Une offense au maire (Lambesc, 28 septembre 1891)

Le 28 septembre 1891, un couple de la haute société se disait oui devant M. le maire en mairie de Lambesc (Bouches-du-Rhône). M. Louis-Ernest Fatou, enseigne de vaisseau originaire de Bretagne, épousait en effet Mlle Magdeleine Pauline Alix Joséphine d’Abel de Libran, fille d’un célèbre amiral, née à Paris et domiciliée elle aussi en Bretagne. Si le couple souhaitait s’unir en Provence, c’est que la demoiselle y avait des attaches.
L'hôtel de ville de Lambesc, où fut célébré le mariage. DR.
L’hôtel de ville de Lambesc, où fut célébré le mariage. DR.
C’est sans doute parce que les mariés étaient étrangers à la Provence et n’en avaient pas les coutumes (et aussi parce que monsieur le maire était un peu susceptible, il faut bien l’avouer!) que survint l’affaire avec un grand a !
Comme cela se fait souvent, les fiancés et les témoins se présentèrent à la mairie la veille du mariage religieux et naturellement s’y rendirent en tenue de ville.
M. Delescalle, maire de Lambesc, avait à cette occasion convoqué ses adjoints. En habit noir et en gants blancs, les feuillets du discours préparé pour la circonstance à la main, M.le maire attendait les fiancés dans une pose superbe. Mais il fut absolument décontenancé en voyant arriver la mariée sans couronne de fleurs d’oranger et le cortège en tenue de jour.
Peu au courant de la mode, M. Delescalle prit pour un affront à son autorité cette mise qui lui parut négligée, supprima le discours, s’en tint aux formules légales et ne songea qu’à la vengeance qu’appelait un pareil outrage.
La musique locale dite municipale avait gracieusement offert son concours pour exécuter quelques morceaux pendant le dîner qui devait avoir lieu au château de Libran. Mais le maire s’empresse de lancer une injonction à sa musique pour lui défendre de rendre hommage à la famille la plus honorable et la plus respectée du pays. Les musiciens refusent énergiquement d’obéir à cet ordre et expédient un délégué à M. Delescalle pour le calmer.
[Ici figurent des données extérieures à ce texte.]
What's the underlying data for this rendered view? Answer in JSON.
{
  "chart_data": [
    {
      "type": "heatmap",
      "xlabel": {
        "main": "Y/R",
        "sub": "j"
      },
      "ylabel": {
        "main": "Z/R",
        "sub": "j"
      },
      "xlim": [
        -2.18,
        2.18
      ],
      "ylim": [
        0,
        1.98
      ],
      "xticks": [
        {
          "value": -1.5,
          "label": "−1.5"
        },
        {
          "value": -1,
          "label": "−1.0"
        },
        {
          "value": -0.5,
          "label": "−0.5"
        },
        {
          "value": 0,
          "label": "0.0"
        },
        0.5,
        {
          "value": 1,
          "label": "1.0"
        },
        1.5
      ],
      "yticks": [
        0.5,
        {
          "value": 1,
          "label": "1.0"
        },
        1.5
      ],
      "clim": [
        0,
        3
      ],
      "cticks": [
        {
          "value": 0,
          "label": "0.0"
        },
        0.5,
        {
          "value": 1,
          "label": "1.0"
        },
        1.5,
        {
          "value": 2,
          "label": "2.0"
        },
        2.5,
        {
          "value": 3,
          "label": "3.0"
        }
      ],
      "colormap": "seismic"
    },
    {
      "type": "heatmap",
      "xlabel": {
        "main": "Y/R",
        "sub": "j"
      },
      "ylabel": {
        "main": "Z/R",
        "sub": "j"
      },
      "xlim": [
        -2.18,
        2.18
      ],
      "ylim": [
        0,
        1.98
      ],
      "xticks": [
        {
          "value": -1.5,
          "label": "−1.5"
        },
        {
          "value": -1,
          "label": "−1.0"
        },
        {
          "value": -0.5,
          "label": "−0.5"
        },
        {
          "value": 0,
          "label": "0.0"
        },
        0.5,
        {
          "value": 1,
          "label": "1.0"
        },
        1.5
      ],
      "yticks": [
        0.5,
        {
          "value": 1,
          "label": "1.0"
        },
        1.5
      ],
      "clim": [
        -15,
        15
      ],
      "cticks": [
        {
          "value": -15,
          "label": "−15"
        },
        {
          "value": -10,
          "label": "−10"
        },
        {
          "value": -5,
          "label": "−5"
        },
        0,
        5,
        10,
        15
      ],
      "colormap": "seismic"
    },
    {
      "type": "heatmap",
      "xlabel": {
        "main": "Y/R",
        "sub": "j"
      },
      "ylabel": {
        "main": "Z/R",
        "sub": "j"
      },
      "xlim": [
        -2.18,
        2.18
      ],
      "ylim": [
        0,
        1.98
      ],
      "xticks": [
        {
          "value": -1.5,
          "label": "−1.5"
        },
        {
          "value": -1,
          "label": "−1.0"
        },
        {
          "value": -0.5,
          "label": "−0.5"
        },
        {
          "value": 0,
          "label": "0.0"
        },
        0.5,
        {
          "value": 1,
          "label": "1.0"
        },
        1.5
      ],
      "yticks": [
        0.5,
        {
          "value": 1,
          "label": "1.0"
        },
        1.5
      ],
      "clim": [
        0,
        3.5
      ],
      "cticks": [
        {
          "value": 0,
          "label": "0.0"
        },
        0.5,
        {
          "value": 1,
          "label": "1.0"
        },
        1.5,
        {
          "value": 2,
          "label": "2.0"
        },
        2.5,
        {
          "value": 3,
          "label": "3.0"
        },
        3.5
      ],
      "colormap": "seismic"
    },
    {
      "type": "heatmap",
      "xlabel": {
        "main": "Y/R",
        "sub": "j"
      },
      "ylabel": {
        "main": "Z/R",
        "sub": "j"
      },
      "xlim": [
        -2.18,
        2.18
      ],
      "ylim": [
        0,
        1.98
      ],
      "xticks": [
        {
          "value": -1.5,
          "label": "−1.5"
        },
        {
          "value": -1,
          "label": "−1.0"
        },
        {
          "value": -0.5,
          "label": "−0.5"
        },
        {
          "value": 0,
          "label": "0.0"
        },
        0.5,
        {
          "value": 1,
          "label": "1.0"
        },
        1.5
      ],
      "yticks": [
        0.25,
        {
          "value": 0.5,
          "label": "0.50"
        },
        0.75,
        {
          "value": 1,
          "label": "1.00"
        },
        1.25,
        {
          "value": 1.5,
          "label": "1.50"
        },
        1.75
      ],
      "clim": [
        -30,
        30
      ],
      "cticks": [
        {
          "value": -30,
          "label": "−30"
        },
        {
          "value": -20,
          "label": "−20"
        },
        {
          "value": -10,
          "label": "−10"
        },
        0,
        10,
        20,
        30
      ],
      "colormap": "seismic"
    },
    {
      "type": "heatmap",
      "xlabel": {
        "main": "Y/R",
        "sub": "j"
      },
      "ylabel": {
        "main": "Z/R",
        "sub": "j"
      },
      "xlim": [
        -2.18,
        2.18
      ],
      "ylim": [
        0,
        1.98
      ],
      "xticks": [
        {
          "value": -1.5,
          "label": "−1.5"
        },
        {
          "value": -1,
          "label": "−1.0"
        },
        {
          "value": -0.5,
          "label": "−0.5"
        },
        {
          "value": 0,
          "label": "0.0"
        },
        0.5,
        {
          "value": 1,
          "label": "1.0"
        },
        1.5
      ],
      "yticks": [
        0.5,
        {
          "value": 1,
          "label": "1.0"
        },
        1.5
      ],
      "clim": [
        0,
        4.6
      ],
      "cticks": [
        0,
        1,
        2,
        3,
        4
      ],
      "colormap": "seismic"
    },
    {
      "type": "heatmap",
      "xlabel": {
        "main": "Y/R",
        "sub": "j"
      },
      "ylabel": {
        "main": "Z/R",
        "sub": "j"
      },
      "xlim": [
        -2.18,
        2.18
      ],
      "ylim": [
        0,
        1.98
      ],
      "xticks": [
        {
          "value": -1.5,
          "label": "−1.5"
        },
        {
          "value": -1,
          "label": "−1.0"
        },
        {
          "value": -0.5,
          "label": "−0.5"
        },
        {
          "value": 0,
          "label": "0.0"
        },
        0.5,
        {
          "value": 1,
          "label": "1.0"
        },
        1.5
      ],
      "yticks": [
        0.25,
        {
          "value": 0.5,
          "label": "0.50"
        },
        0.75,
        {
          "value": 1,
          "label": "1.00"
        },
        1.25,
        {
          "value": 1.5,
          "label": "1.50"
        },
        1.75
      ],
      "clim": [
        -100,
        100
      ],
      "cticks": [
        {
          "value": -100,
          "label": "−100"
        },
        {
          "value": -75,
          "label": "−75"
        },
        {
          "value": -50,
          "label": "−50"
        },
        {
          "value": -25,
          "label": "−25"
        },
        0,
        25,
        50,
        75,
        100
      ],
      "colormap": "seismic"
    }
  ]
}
Le maire ne veut rien entendre et rédige alors un arrêté inimaginable que voici :
« Considérant que le 29 septembre dernier, un délégué de la société musicale municipale de notre commune s’est présenté en notre mairie et nous a adressé des paroles inconvenantes et injurieuses pour les fonctions et attributions dont nous sommes investi ;
« Considérant que si le délégué a tenu un tel langage, c’est qu’il existe dans la société musicale des membres hostiles à nos institution républicaines, membres qui soutiennent et contribuent à jeter le désordre dans le corps musical et par suite à soulever des discussions dans la commune au profit des ennemis de la République ;
« Considérant que la Société musicale non autorisée par M. le préfet, subventionnée en argent et en nature par la commune, est sous la dépendance de notre administration, que par conséquent il nous appartient de la dissoudre et de la reconstituer s’il y a lieu.
« Arrêtons :
« Article 1er. — La Société musicale municipale de la commune de Lambesc est dissoute.
« Art. 2. — Les détenteurs des objets appartenant à ladite Société devront, sous peine de procès verbal, les déposer aux archives de la mairie, dés que nous leur en auront signifié l’ordre.
« Art. 3. — Le garde champêtre de la commune est chargé de l’exécution du présent.
« Fait en mairie, le 2 octobre 1891,
« Le maire de Lambesc,
« Delescalle ».
Une protestation du président et des sociétaires du Cercle musical de Lambesc fut aussitôt rédigée et adressée au maire, dont elle contestait très légitimement les prétendus droits sur sa musique, et le tout fut expédié à M. le préfet. Nous n’en avons malheureusement pas les résultats.
  • D’après Journal de la ville de Saint-Quentin et de l’arrondissement, 22 octobre 1891.